Offenbar wird langsam ein Grab für einen der traditionsreichsten Bewerbe in Österreich geschaufelt.
Seit 1979 bildet der Wiener OL-Cup (WOLV-Cup) den traditionellen Jahresauftakt. Praktisch alle OLer in Wien kamen über diese Cupläufe mit dem OL in Kontakt, er bildet eine gute Gelegenheit, vor den lokalen Meisterschaften und den AC-Cups Wettkampfkilometer zu sammeln.
Nachdem es in den letzten Jahren nicht mehr gelang, fünf Bewerbe im Frühling unterzubringen, haben für 2020 bisher überhaupt nur 3 Vereine einen Bewerb gemeldet. Ehemalige Großvereine wie OLG Ströck und Transdanubien sehen sich nicht mehr in der Lage, einen Wettbewerb im Wald zu organisieren.

Verständlich, denn die Hindernisse sind mehr geworden: die AC-Cups beginnen Ende März, viele Kaderathleten sind auf Trainingslagern und senken damit die Einnahmen der Veranstalter, teilweise kommen von den Förstern neue Hindernisse dazu. Wenn der WOLV allerdings aufhört, Wald-OLs anzubieten (2019: 4 Läufe im ganzen Jahr im Umfeld von Wien), dann werden nicht nur die Neulinge die Liebe zum Wald-OL nicht mehr entdecken, auch die vorhanden Läufer werden sich nicht weiterentwickeln können.

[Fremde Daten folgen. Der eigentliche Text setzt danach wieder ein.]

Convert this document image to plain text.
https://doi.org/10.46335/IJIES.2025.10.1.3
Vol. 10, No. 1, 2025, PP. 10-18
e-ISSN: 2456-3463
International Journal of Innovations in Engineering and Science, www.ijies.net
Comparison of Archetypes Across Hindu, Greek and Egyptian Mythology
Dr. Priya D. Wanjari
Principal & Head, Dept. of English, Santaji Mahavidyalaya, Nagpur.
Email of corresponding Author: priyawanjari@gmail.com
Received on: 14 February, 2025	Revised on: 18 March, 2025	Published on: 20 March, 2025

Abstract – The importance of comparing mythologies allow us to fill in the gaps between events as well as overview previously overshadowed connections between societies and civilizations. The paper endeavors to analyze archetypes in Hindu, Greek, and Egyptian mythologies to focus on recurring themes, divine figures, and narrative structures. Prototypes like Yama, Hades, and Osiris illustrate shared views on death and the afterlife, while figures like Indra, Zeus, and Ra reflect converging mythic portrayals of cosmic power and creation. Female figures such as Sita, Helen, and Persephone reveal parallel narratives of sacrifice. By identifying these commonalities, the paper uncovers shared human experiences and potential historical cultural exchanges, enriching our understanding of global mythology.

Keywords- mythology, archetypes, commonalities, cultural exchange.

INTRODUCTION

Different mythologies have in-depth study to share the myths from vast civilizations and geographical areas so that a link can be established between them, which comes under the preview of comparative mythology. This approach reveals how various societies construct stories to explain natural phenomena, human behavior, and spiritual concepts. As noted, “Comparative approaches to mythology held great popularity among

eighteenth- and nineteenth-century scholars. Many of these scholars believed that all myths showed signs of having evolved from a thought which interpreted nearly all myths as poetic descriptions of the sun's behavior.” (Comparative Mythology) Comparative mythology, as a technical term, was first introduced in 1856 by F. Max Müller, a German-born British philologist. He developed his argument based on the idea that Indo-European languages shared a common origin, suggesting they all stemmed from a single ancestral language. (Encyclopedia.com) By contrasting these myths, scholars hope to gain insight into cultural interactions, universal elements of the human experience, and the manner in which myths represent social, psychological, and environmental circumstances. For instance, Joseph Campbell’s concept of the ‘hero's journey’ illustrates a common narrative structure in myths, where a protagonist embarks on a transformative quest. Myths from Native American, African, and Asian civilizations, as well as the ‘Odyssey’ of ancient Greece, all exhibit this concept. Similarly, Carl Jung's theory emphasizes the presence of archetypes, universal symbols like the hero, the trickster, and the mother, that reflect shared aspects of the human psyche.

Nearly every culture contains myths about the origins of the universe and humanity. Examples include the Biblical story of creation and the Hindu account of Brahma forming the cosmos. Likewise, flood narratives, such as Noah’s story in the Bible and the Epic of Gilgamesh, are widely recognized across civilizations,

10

Es wird Zeit, die Kräfte zu bündeln und dem Wald-OL den Stellenwert zu geben, den er haben sollte. Mein Team hat im März bewiesen, dass man auch zu Sechst einen Lauf ohne Qualitätsverlust organisieren kann.


Kommentare

  • Ich kann aus eigener Erfahrung sagen, daß in Wr. Neustadt ein Wintertour-Lauf grundsätzlich zu zweit organisiert wird. Maximal drei, wenn man Hilfe bei der Auswertung benötigt. Also an der Manpower sollte es nicht scheitern ;-)

    LG Schuarl

  • Bezogen auf Wald OLs in Wien und naher Umgebung: das Interesse ist sicher da. Ich glaube die Probleme liegen eher am fehlenden Know-how und dadurch einen Mangel an Leuten die sowas gerne Organisieren wollen und können. Erschwerend hinzu kommen rechtliche Probleme mit Grundstück Besitzern und größere Biosphärenreservate.
    Es gibt sicher Möglichkeiten zumindest dem ersten Punkt entgegen zu wirken.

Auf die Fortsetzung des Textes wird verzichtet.